L'île, fille du Songe, n'est que de n'être pas comme cette Infante si blanche qu'on voyait le vin couler dans sa gorge. Prospero, metteur en scène, Miranda, maîtresse d'Harmonie, harpe du Silence.

Quel imp(r)udent pourrait se targuer d'être propriétaire de l'île ? Tout pouvoir n'est-il pas volé, "robe dérobée dont s'enrobe" la vanité de l'imposteur ?

L'Île enchantée volée par Sycorax, la Sorcière d'Alger, capitale d'un Orient barbare, puis par Prospero, le naufragé, qui la conquiert par magie, d'exil faisant royaume, enfin convoitée par Stephano, le sommelier ivrogne, titubant sur ce territoire incertain : "terra nullius", objet-colifichet de toutes les gourmandises, fruit métamorphosé en ulcère qui pourrit Gênes, "la Dominante", et l'Empereur.

Caliban, "petit fauve à taches rousses, vraie semence de sorcière" en est-il dépossédé comme il le croit ou n'a-t-il pour titre que le mythe solaire de "l'homme-île", qui se sent propriétaire de l'île entière, roc et plage sans cadastre ?

Que vaut la "donation" de la Corse par Pépin le bref au pape Etienne II, confirmée dans une histoire légendaire, par Charlemagne à Adrien ? et les "droits" de Pise, de Gênes, d'Aragon, du roi de France ? Historiens-prestidigitateurs de l'Histoire...

Seul prince légitime, Prospero)le-poète, régnant sur des sujets de fiction façonnés dans sa langue.

Prospero retiendra-t-il Caliban dans les filets de la langue du roi, du prêtre, du juge, du soldat ?

Caliban peut-il accéder à la re-connaissance de soi dans la langue du Maître et lui en tenir reconnaissance ?

Ô le désir d'une langue davantage sienne sous l'étreinte de la langue imposée.

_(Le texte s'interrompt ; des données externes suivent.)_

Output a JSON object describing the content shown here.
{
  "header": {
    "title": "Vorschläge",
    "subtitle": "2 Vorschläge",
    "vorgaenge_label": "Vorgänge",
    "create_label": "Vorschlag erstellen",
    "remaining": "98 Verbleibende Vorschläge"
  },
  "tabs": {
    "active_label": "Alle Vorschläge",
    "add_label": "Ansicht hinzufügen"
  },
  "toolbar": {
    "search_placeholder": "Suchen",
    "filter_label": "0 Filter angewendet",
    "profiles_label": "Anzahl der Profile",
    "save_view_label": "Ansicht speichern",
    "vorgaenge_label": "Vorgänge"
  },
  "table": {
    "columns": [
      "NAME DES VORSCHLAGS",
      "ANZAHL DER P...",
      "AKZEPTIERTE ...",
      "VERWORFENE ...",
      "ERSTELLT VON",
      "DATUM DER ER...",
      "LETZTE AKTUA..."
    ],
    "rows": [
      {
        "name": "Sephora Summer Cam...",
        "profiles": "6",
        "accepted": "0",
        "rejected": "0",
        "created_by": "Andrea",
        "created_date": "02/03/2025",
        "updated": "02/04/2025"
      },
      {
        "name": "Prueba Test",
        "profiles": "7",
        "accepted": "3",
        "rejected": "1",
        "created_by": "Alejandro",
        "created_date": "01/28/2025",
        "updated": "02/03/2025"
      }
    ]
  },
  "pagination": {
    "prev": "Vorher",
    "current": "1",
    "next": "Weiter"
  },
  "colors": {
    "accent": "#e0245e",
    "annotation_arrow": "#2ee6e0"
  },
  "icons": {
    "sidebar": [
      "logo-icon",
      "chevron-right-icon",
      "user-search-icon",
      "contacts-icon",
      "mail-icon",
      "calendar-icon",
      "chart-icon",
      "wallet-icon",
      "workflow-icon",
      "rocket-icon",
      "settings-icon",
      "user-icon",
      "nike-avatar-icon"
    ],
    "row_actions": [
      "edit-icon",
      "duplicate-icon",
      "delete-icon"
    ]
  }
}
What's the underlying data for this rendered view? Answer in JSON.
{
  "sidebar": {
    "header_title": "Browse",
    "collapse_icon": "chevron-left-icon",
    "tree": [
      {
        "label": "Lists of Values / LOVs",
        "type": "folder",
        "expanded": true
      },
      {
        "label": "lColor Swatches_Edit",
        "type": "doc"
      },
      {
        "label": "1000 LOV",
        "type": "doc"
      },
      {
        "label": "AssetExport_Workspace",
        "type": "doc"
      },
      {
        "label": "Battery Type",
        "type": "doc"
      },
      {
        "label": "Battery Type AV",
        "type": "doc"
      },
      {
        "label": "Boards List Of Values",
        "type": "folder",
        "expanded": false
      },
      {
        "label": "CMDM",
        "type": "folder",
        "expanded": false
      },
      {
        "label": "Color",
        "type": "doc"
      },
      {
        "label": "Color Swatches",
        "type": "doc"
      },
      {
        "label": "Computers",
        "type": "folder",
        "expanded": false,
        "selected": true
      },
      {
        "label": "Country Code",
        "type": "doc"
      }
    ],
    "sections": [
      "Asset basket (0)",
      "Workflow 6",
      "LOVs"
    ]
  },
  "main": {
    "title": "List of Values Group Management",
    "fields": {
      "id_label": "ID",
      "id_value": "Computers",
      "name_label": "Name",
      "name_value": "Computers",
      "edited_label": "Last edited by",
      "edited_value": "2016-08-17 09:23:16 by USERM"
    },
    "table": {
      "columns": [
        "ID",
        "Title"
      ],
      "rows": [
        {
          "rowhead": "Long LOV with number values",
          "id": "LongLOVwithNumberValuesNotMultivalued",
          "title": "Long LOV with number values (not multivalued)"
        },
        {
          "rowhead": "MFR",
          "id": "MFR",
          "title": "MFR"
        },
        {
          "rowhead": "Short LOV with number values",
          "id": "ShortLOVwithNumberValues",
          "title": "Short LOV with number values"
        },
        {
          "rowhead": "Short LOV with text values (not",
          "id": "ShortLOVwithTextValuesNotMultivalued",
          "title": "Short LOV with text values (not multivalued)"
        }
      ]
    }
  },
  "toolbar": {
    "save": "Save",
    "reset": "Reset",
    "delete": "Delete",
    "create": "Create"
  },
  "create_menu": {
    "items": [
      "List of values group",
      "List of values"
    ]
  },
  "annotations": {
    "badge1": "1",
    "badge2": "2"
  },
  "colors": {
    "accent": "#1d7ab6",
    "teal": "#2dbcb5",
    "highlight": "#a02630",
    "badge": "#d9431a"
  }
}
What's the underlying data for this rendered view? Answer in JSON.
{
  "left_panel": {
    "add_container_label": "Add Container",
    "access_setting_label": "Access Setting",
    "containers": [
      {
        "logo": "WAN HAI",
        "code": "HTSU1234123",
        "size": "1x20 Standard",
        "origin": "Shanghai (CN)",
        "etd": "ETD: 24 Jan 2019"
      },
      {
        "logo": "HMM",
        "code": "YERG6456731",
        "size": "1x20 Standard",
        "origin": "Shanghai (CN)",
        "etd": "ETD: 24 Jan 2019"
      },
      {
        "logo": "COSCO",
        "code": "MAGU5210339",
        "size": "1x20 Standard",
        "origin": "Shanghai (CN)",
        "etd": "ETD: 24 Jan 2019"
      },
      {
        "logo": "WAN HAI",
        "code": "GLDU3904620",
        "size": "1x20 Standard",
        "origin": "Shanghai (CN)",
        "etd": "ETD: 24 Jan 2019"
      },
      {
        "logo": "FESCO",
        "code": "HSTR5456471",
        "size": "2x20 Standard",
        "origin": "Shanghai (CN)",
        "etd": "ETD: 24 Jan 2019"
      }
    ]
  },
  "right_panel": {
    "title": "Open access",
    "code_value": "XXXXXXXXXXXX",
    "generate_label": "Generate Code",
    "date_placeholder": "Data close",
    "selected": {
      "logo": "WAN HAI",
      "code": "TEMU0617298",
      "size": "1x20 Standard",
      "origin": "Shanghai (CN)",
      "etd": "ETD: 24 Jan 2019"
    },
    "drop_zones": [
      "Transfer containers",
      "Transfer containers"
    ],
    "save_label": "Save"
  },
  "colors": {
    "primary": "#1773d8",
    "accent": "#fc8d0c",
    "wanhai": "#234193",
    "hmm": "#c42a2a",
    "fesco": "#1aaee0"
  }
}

Ô le combat de l'enfant à la bouche d'amertume, privé du premier lait latin et qui se rebelle dans le sein de la nouvelle marâtre "mère des arts, des armes et des lois".

Drame de Caliban, deux fois asservi, deux fois contrarié dans la langue :
"Sauvage, il jacassait comme une brut."

Prospero et Miranda ont "fourni à ses désirs des vocables pour les nommer", promesse de libération et asservissement.

L'esclave retourne le don en imprécation :
"Tu m'as enseigné le langage, et le profit qui m'en revient, c'est de savoir comme on maudit. Que t'emporte la peste rouge pour m'avoir appris ta langue..."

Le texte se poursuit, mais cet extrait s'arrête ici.